Catherine blinked up at me tearfully. “Wh-what?”
“OK.” I wasn’t happy about it, but what could I do? She was my best friend. “OK, I’ll go. All right? If it means that much to you, I’ll go.”
A slow smile spread across Catherine’s face. Her brown eyes were warm again.
“Really?” She gave a little hop. “Really, Sam? You mean it?”
“Yeah,” I said. “OK? I mean it.”
“Oh!” Catherine flung both her arms around my neck and gave me a joyful squeeze. Then she pulled away and said, “You won’t regret it! You will have a great time, I promise! I mean, Jack will be there!”
Then she ran down the hallway, since she was late for Bio.
I should have run, too, since I was late for Deutsch class. But instead I just stood there, wondering what I had just gotten myself into.
I was still wondering, all the way up until I walked into Susan Boone’s later that day, got to my drawing bench and saw what was sitting on it.
That’s because sitting on my bench was an Army helmet, dotted with White-Out daisies.
“Like it?” David wanted to know. He was grinning again. And for the second time in two days, the sight of that grin did something to me. It seemed to make my heart flip over in my chest. Frisson?

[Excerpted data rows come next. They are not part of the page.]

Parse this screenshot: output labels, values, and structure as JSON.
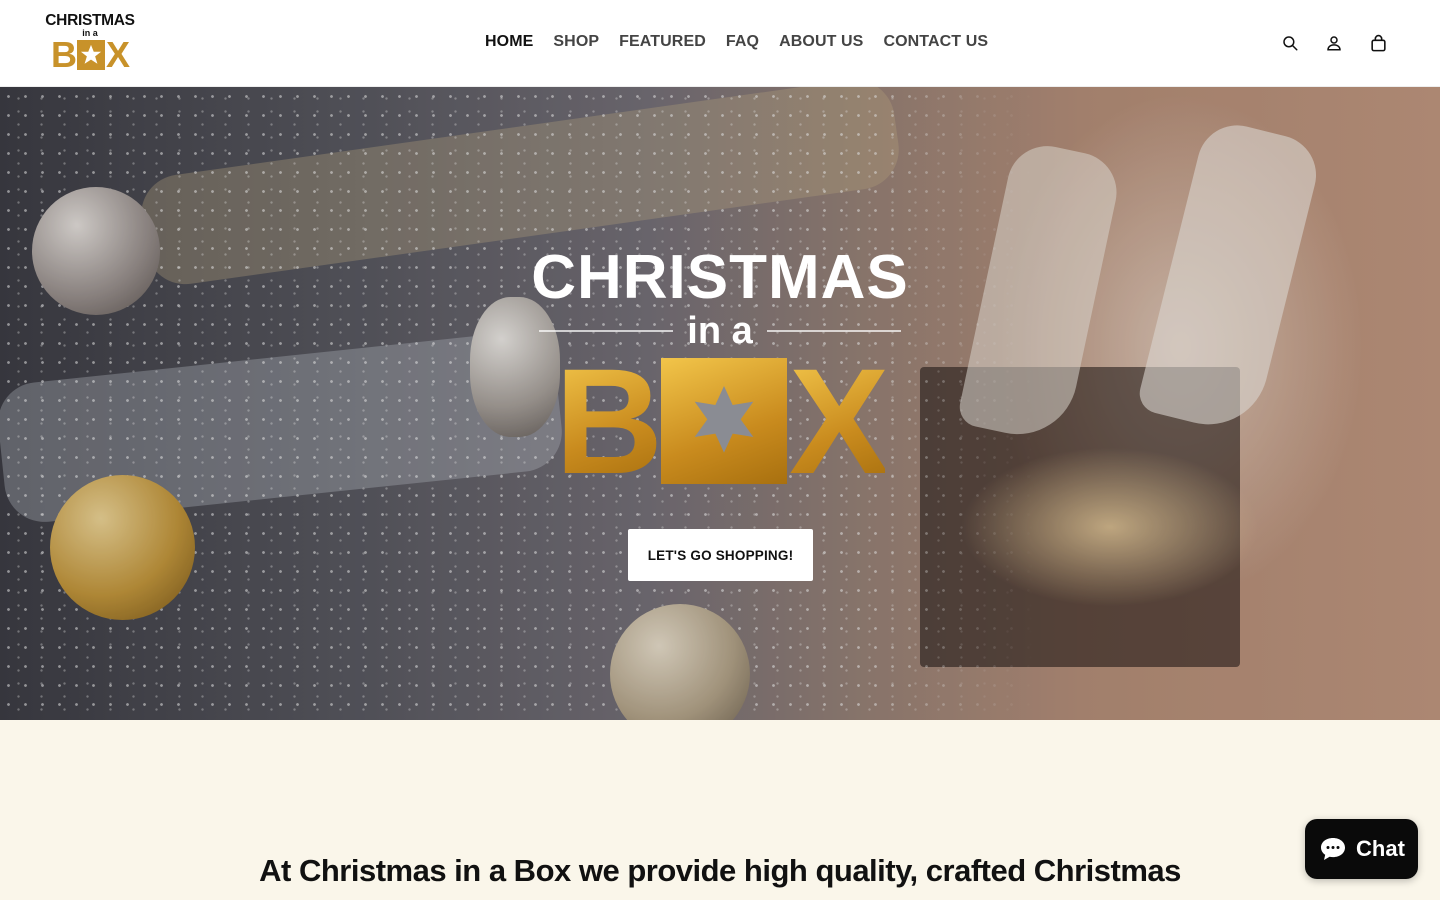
{
  "brand": {
    "logo_line1": "CHRISTMAS",
    "logo_line2": "in a",
    "logo_box_left": "B",
    "logo_box_right": "X",
    "gold_color": "#c8922a"
  },
  "nav": {
    "items": [
      {
        "label": "HOME",
        "active": true
      },
      {
        "label": "SHOP"
      },
      {
        "label": "FEATURED"
      },
      {
        "label": "FAQ"
      },
      {
        "label": "ABOUT US"
      },
      {
        "label": "CONTACT US"
      }
    ]
  },
  "header_icons": [
    "search-icon",
    "account-icon",
    "cart-icon"
  ],
  "hero": {
    "title": "CHRISTMAS",
    "subtitle": "in a",
    "box_left": "B",
    "box_right": "X",
    "cta_label": "LET'S GO SHOPPING!"
  },
  "intro": {
    "text": "At Christmas in a Box we provide high quality, crafted Christmas"
  },
  "chat": {
    "label": "Chat",
    "background": "#0a0a0a"
  }
}
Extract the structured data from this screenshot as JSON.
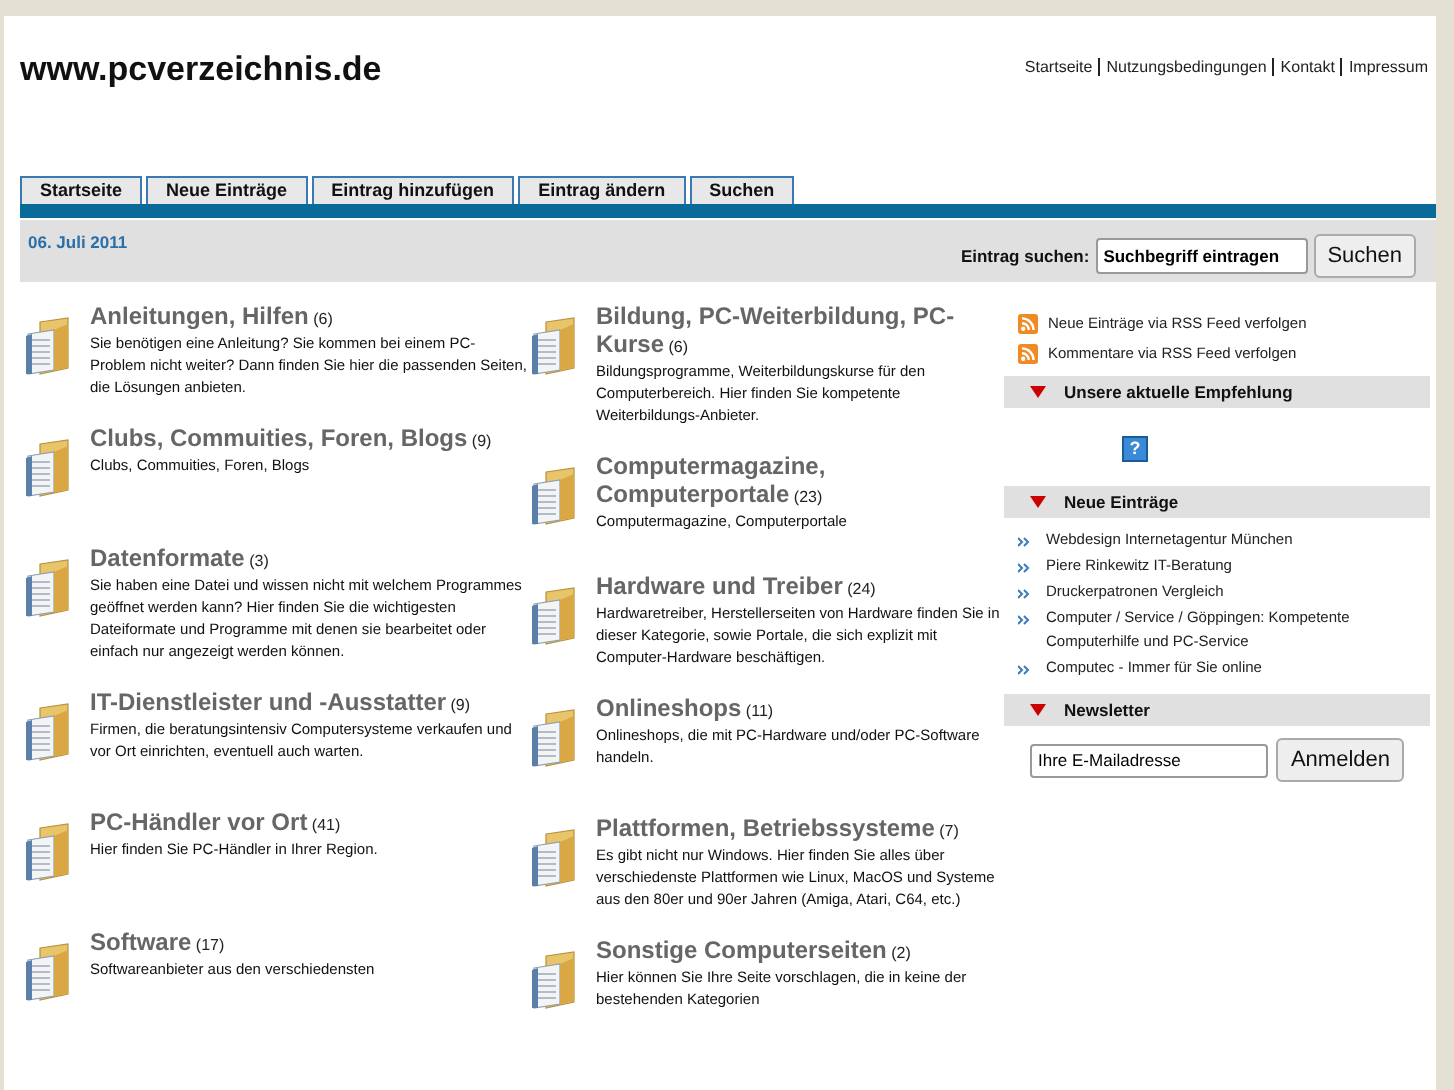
{
  "site_title": "www.pcverzeichnis.de",
  "top_links": [
    "Startseite",
    "Nutzungsbedingungen",
    "Kontakt",
    "Impressum"
  ],
  "tabs": [
    {
      "label": "Startseite",
      "selected": false
    },
    {
      "label": "Neue Einträge",
      "selected": false
    },
    {
      "label": "Eintrag hinzufügen",
      "selected": false
    },
    {
      "label": "Eintrag ändern",
      "selected": false
    },
    {
      "label": "Suchen",
      "selected": false
    }
  ],
  "date": "06. Juli 2011",
  "search": {
    "label": "Eintrag suchen:",
    "value": "Suchbegriff eintragen",
    "button": "Suchen"
  },
  "categories_left": [
    {
      "title": "Anleitungen, Hilfen",
      "count": "(6)",
      "description": "Sie benötigen eine Anleitung? Sie kommen bei einem PC-Problem nicht weiter? Dann finden Sie hier die passenden Seiten, die Lösungen anbieten."
    },
    {
      "title": "Clubs, Commuities, Foren, Blogs",
      "count": "(9)",
      "description": "Clubs, Commuities, Foren, Blogs"
    },
    {
      "title": "Datenformate",
      "count": "(3)",
      "description": "Sie haben eine Datei und wissen nicht mit welchem Programmes geöffnet werden kann? Hier finden Sie die wichtigesten Dateiformate und Programme mit denen sie bearbeitet oder einfach nur angezeigt werden können."
    },
    {
      "title": "IT-Dienstleister und -Ausstatter",
      "count": "(9)",
      "description": "Firmen, die beratungsintensiv Computersysteme verkaufen und vor Ort einrichten, eventuell auch warten."
    },
    {
      "title": "PC-Händler vor Ort",
      "count": "(41)",
      "description": "Hier finden Sie PC-Händler in Ihrer Region."
    },
    {
      "title": "Software",
      "count": "(17)",
      "description": "Softwareanbieter aus den verschiedensten"
    }
  ],
  "categories_right": [
    {
      "title": "Bildung, PC-Weiterbildung, PC-Kurse",
      "count": "(6)",
      "description": "Bildungsprogramme, Weiterbildungskurse für den Computerbereich. Hier finden Sie kompetente Weiterbildungs-Anbieter."
    },
    {
      "title": "Computermagazine, Computerportale",
      "count": "(23)",
      "description": "Computermagazine, Computerportale"
    },
    {
      "title": "Hardware und Treiber",
      "count": "(24)",
      "description": "Hardwaretreiber, Herstellerseiten von Hardware finden Sie in dieser Kategorie, sowie Portale, die sich explizit mit Computer-Hardware beschäftigen."
    },
    {
      "title": "Onlineshops",
      "count": "(11)",
      "description": "Onlineshops, die mit PC-Hardware und/oder PC-Software handeln."
    },
    {
      "title": "Plattformen, Betriebssysteme",
      "count": "(7)",
      "description": "Es gibt nicht nur Windows. Hier finden Sie alles über verschiedenste Plattformen wie Linux, MacOS und Systeme aus den 80er und 90er Jahren (Amiga, Atari, C64, etc.)"
    },
    {
      "title": "Sonstige Computerseiten",
      "count": "(2)",
      "description": "Hier können Sie Ihre Seite vorschlagen, die in keine der bestehenden Kategorien"
    }
  ],
  "sidebar": {
    "feeds": [
      "Neue Einträge via RSS Feed verfolgen",
      "Kommentare via RSS Feed verfolgen"
    ],
    "recommendation_heading": "Unsere aktuelle Empfehlung",
    "recommendation_icon": "?",
    "new_entries_heading": "Neue Einträge",
    "new_entries": [
      "Webdesign Internetagentur München",
      "Piere Rinkewitz IT-Beratung",
      "Druckerpatronen Vergleich",
      "Computer / Service / Göppingen: Kompetente Computerhilfe und PC-Service",
      "Computec - Immer für Sie online"
    ],
    "newsletter_heading": "Newsletter",
    "newsletter": {
      "value": "Ihre E-Mailadresse",
      "button": "Anmelden"
    }
  }
}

Or the burrito I’d had for lunch?
“I figured it was exactly what a girl like you needed,” David said. “You know, as long as you were continually getting assaulted by crows and armed assassins.”
It couldn’t be heartburn. It was too much of a coincidence that my heart had done that weird flippy thing at the exact moment David had smiled at me. Something else was going on. Something I did not like at all.
Trying to ignore my staggering heart, I put the helmet on. It was way too big for me, but that was OK, as I had a lot of hair to cover.
“Thanks,” I said, peering out from beneath the brim. I was touched—really touched—that he’d gone to the trouble. It was almost as cool as having my name carved into a White House window sill. “It’s perfect!”
It was perfect too. Later that day, when Joe hopped on to my shoulder, interrupting my drawing—which was of a shoulder of raw beef Susan Boone had brought from the butcher’s shop, telling us that after having found colour in a white egg on Tuesday, our challenge today was to draw something that had every colour in the rainbow in it but still retained its context as a whole—I didn’t mind, because this time Joe didn’t hurt me. In fact, he just sat there, looking kind of puzzled, pecking occasionally at the helmet and letting out little interrogative whistles.
Everybody laughed. I couldn’t help noticing that when David laughed, he looked even cuter than when he was smiling. He looked like the kind of guy who didn’t let stuff bug him. He looked like the kind of guy who could put up with a hundred Kris Parkses.